Luxury is no longer merely about heritage; it’s about emotion, identity, and belief. In a digital era where everything is visible and nothing is sacred, consumers, particularly Gen Z, demand more than logos and lineage. They seek storytelling with substance, values aligned with their own, and pricing that doesn’t feel exploitative. And here, LVMH’s marquee brands may be faltering.

What once connoted exclusivity now feels mass, not in production, but in perception. The rise of logo fatigue, accelerated by the rapid product churn and constant marketing cycles, makes even the most meticulously crafted monogram bags seem like merch.

In LVMH’s earnings call, new CFO Cécile Cabanis pushed back on the notion that affordability should equate to lower price points. “We refuse to do that with cheap bags,” she stated. Instead, Vuitton is focused on “using the firepower and DNA and desirability” to drive entry-level engagement without devaluing the brand.

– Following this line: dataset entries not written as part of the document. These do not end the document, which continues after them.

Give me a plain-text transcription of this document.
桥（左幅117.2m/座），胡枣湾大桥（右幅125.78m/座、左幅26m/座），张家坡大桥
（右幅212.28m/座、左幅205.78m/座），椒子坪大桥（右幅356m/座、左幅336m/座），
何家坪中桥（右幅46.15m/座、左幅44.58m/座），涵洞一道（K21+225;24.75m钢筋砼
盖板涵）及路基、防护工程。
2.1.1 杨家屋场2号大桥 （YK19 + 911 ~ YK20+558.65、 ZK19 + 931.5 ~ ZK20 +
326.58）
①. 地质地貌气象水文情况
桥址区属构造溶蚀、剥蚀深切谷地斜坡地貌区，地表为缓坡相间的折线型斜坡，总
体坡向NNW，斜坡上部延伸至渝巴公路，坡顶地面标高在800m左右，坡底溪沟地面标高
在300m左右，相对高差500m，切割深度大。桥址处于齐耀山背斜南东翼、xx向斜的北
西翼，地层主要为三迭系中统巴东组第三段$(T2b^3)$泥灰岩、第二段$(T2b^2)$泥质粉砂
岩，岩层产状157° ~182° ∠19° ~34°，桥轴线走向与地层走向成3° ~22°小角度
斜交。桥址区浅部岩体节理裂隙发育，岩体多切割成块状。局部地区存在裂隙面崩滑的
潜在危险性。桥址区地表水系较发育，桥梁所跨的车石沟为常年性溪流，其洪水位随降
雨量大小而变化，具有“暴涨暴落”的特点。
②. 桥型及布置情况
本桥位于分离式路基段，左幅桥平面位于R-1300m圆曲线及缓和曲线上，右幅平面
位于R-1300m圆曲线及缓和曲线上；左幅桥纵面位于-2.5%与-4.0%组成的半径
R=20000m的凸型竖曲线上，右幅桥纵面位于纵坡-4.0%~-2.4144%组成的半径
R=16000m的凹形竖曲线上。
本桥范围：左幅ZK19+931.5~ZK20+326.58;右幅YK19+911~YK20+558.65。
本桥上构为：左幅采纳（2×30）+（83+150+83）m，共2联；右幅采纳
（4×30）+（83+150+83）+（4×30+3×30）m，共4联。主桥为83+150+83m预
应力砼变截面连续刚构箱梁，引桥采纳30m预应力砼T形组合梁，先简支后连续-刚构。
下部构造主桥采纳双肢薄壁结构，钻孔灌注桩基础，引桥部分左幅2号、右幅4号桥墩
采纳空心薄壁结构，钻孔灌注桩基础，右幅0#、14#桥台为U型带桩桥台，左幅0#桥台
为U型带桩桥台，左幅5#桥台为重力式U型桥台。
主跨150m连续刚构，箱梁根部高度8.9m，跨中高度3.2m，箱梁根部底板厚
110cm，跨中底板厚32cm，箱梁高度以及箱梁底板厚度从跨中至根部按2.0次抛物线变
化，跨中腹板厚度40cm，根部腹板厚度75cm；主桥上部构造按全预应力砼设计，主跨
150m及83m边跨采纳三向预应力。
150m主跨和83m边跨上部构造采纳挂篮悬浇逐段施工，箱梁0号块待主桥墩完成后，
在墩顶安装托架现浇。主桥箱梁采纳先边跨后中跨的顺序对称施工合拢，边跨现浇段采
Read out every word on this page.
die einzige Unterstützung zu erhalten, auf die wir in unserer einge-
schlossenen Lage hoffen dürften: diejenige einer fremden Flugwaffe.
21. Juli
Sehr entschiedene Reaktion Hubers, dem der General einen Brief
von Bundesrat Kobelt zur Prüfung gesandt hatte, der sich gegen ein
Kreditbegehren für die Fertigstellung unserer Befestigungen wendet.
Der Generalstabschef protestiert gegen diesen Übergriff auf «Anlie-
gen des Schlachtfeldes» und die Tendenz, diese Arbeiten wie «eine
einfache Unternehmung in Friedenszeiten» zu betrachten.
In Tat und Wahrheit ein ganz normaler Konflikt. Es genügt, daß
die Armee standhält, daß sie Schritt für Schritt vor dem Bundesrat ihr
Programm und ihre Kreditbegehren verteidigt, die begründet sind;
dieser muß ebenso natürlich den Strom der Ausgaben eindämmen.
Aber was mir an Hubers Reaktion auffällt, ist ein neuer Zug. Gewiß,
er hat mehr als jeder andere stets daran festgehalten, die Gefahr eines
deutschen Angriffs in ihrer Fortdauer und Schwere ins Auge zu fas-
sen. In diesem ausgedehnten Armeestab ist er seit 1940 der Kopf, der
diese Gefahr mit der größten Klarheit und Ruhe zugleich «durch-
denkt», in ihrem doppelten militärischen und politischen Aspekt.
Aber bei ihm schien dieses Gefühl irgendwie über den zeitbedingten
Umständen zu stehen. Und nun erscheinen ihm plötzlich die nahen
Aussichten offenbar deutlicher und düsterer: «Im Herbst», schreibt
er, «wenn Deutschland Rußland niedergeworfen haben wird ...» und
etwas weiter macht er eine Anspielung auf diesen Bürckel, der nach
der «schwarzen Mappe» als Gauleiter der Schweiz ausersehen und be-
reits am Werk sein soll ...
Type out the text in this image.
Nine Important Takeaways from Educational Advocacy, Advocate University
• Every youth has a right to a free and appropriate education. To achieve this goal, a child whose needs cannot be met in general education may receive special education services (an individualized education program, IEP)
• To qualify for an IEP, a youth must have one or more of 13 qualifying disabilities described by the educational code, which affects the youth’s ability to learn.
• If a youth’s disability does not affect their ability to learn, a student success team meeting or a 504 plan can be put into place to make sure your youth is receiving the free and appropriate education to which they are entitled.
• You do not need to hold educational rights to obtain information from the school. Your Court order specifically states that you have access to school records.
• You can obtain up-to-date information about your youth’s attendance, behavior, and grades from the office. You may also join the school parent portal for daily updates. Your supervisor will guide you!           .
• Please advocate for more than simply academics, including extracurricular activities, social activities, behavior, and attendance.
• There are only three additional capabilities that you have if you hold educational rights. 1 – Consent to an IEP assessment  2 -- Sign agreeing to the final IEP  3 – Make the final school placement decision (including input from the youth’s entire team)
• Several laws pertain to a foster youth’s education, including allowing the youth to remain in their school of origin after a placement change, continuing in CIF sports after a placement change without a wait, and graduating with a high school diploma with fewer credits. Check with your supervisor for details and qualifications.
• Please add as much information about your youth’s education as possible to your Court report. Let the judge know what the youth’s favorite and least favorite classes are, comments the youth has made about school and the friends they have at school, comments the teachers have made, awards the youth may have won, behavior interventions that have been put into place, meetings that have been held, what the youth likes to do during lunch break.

Entry level pricing threshold

But therein lies the industry’s fundamental dilemma: is it possible to “onboard” the next generation without adjusting the entry threshold? Must every leather bag that costs 200 euros to manufacture be priced at 2,000 euros? When does premium become predatory?

Other brands are already rewriting the rules. Younger shoppers are gravitating to smaller labels such as The Row, Khaite, and Lemaire, names that offer quality, restraint, and a whiff of underground credibility. At the same time, vintage luxury has soared, with platforms like The RealReal, Vestiaire Collective and auction houses seeing consumers hunt for pieces with provenance and fairer price-to-value ratios.

In this climate, LVMH and its peers must re-evaluate the fundamentals. Desire may be priceless, but pricing must still feel justifiable. Elevation alone won't suffice if the product lacks distinction or fails to resonate. In the end, luxury is not defined by what it costs, but by what it means.